Our business is moving through a transition to an employee-ownership model. This is exciting, frustrating and even a bit scary. The main (painful) challenge for me — the need to have a much greater degree of accountability for work achievement and expenses. You can’t hide any skeletons, even tiny ones, in this business model.
As an example, everyone in the business now has access to my Amex card statement. I’ve used this card over the years primarily for business expenses, but some glaring personal items also are on the bill. There’s no intention to cheat anyone — obviously personal items, if paid by the company, have been charged as a “shareholder loan” following our accountants’ advice. These charges ultimately have been converted to dividend or salary income, within the correct reporting periods, and I’ve paid the correct taxes.
But these expense don’t look so good when employees scan the budgets and see things — or other cost items that may be perfectly legitimate form a tax write off point of view, but could at best be viewed as discretionary. Now instead of just paying these bills, I’ve got five sets of eyes looking at them and saying: “Why?”
Then there are the work descriptions/responsibilities and the challenge of determining compensation.

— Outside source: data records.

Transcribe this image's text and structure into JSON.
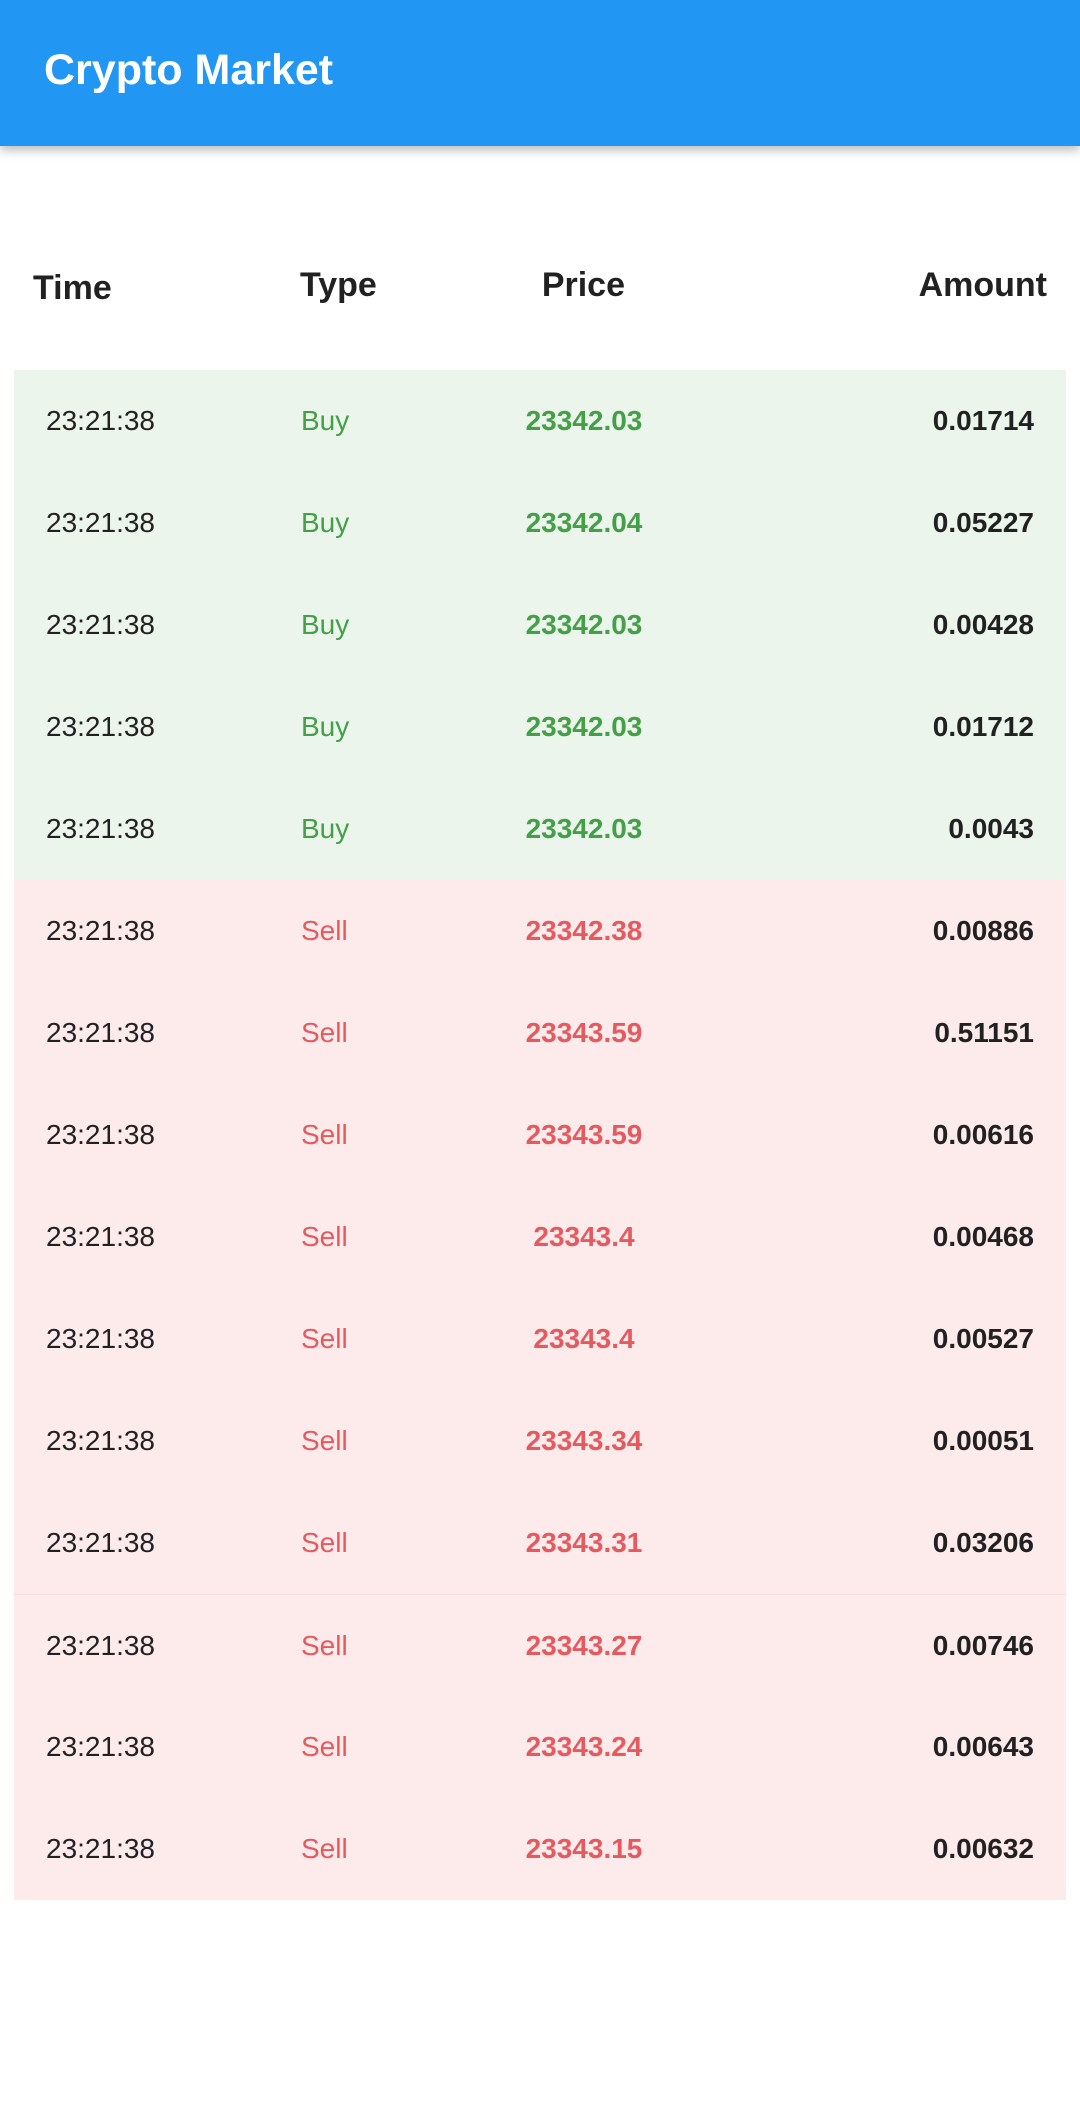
{
  "appbar": {
    "title": "Crypto Market"
  },
  "columns": {
    "time": "Time",
    "type": "Type",
    "price": "Price",
    "amount": "Amount"
  },
  "colors": {
    "appbar": "#2196F3",
    "buy_bg": "#ECF5EC",
    "sell_bg": "#FDEBEC",
    "buy_text": "#43A047",
    "sell_text": "#E55A5F"
  },
  "trades": [
    {
      "time": "23:21:38",
      "type": "Buy",
      "price": "23342.03",
      "amount": "0.01714"
    },
    {
      "time": "23:21:38",
      "type": "Buy",
      "price": "23342.04",
      "amount": "0.05227"
    },
    {
      "time": "23:21:38",
      "type": "Buy",
      "price": "23342.03",
      "amount": "0.00428"
    },
    {
      "time": "23:21:38",
      "type": "Buy",
      "price": "23342.03",
      "amount": "0.01712"
    },
    {
      "time": "23:21:38",
      "type": "Buy",
      "price": "23342.03",
      "amount": "0.0043"
    },
    {
      "time": "23:21:38",
      "type": "Sell",
      "price": "23342.38",
      "amount": "0.00886"
    },
    {
      "time": "23:21:38",
      "type": "Sell",
      "price": "23343.59",
      "amount": "0.51151"
    },
    {
      "time": "23:21:38",
      "type": "Sell",
      "price": "23343.59",
      "amount": "0.00616"
    },
    {
      "time": "23:21:38",
      "type": "Sell",
      "price": "23343.4",
      "amount": "0.00468"
    },
    {
      "time": "23:21:38",
      "type": "Sell",
      "price": "23343.4",
      "amount": "0.00527"
    },
    {
      "time": "23:21:38",
      "type": "Sell",
      "price": "23343.34",
      "amount": "0.00051"
    },
    {
      "time": "23:21:38",
      "type": "Sell",
      "price": "23343.31",
      "amount": "0.03206"
    },
    {
      "time": "23:21:38",
      "type": "Sell",
      "price": "23343.27",
      "amount": "0.00746"
    },
    {
      "time": "23:21:38",
      "type": "Sell",
      "price": "23343.24",
      "amount": "0.00643"
    },
    {
      "time": "23:21:38",
      "type": "Sell",
      "price": "23343.15",
      "amount": "0.00632"
    }
  ]
}
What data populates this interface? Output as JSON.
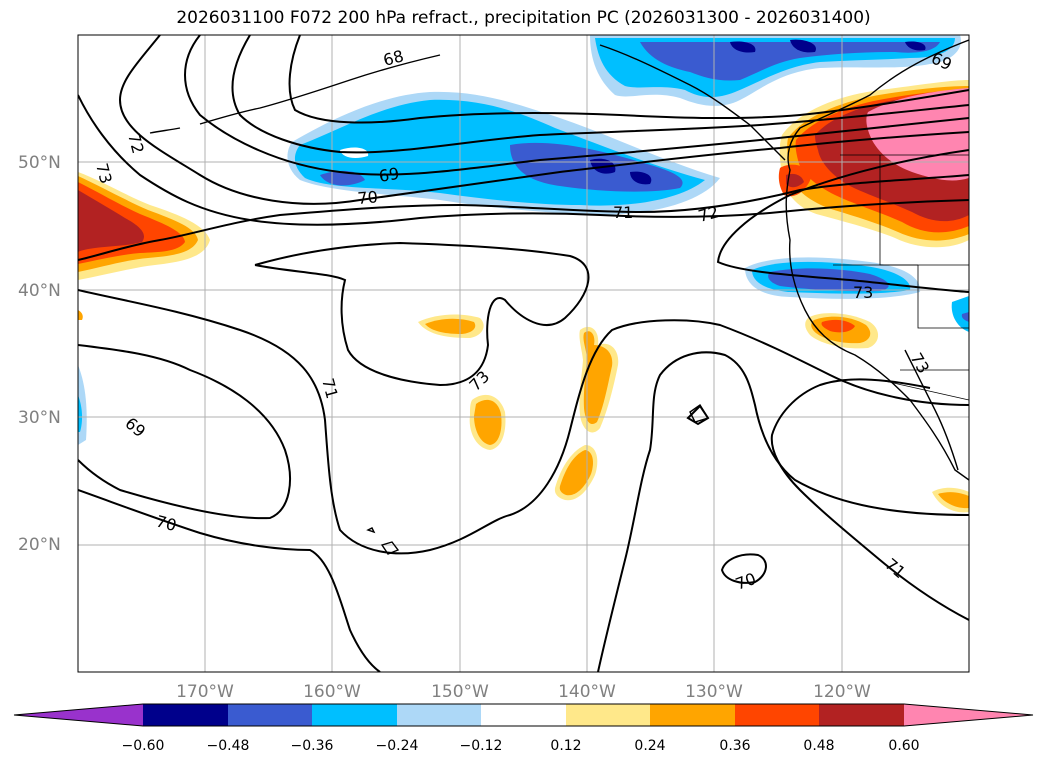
{
  "title": "2026031100 F072 200 hPa refract., precipitation PC (2026031300 - 2026031400)",
  "chart_data": {
    "type": "heatmap",
    "title": "2026031100 F072 200 hPa refract., precipitation PC (2026031300 - 2026031400)",
    "projection": "plate carree",
    "lon_range": [
      -180,
      -110
    ],
    "lat_range": [
      10,
      60
    ],
    "grid": true,
    "lat_ticks": [
      "20°N",
      "30°N",
      "40°N",
      "50°N"
    ],
    "lon_ticks": [
      "170°W",
      "160°W",
      "150°W",
      "140°W",
      "130°W",
      "120°W"
    ],
    "contour_labels": [
      "68",
      "69",
      "69",
      "69",
      "70",
      "70",
      "70",
      "71",
      "71",
      "71",
      "71",
      "72",
      "72",
      "73",
      "73",
      "73",
      "73"
    ],
    "colorbar": {
      "ticks": [
        "−0.60",
        "−0.48",
        "−0.36",
        "−0.24",
        "−0.12",
        "0.12",
        "0.24",
        "0.36",
        "0.48",
        "0.60"
      ],
      "bins": [
        {
          "range": "< -0.60",
          "color": "#9932cc"
        },
        {
          "range": "-0.60 to -0.48",
          "color": "#00008b"
        },
        {
          "range": "-0.48 to -0.36",
          "color": "#3a5bd0"
        },
        {
          "range": "-0.36 to -0.24",
          "color": "#00bfff"
        },
        {
          "range": "-0.24 to -0.12",
          "color": "#add8f7"
        },
        {
          "range": "-0.12 to 0.12",
          "color": "#ffffff"
        },
        {
          "range": "0.12 to 0.24",
          "color": "#ffe88a"
        },
        {
          "range": "0.24 to 0.36",
          "color": "#ffa500"
        },
        {
          "range": "0.36 to 0.48",
          "color": "#ff4500"
        },
        {
          "range": "0.48 to 0.60",
          "color": "#b22222"
        },
        {
          "range": "> 0.60",
          "color": "#ff85b0"
        }
      ],
      "extend": "both"
    }
  }
}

How much am I “worth” to the business, operationally. This is a good question. I suppose if the business completes the transition and survives and everyone has a job and we can grow it in the new multi-media era, this leadership should be worth a significant amount of money. But if we are trying to manage cash flow in the short-term, do these skills provide genuine value.
It isn’t easy to be on the firing line like this, especially since I still have legal and financial responsibility for the business. But I accept this is part of the process of change. And, as we go through these painful changes, I expect a very strong and sustainable business will emerge — with me returning to the visionary and forward-looking role rooted in the business’s original values and ideals.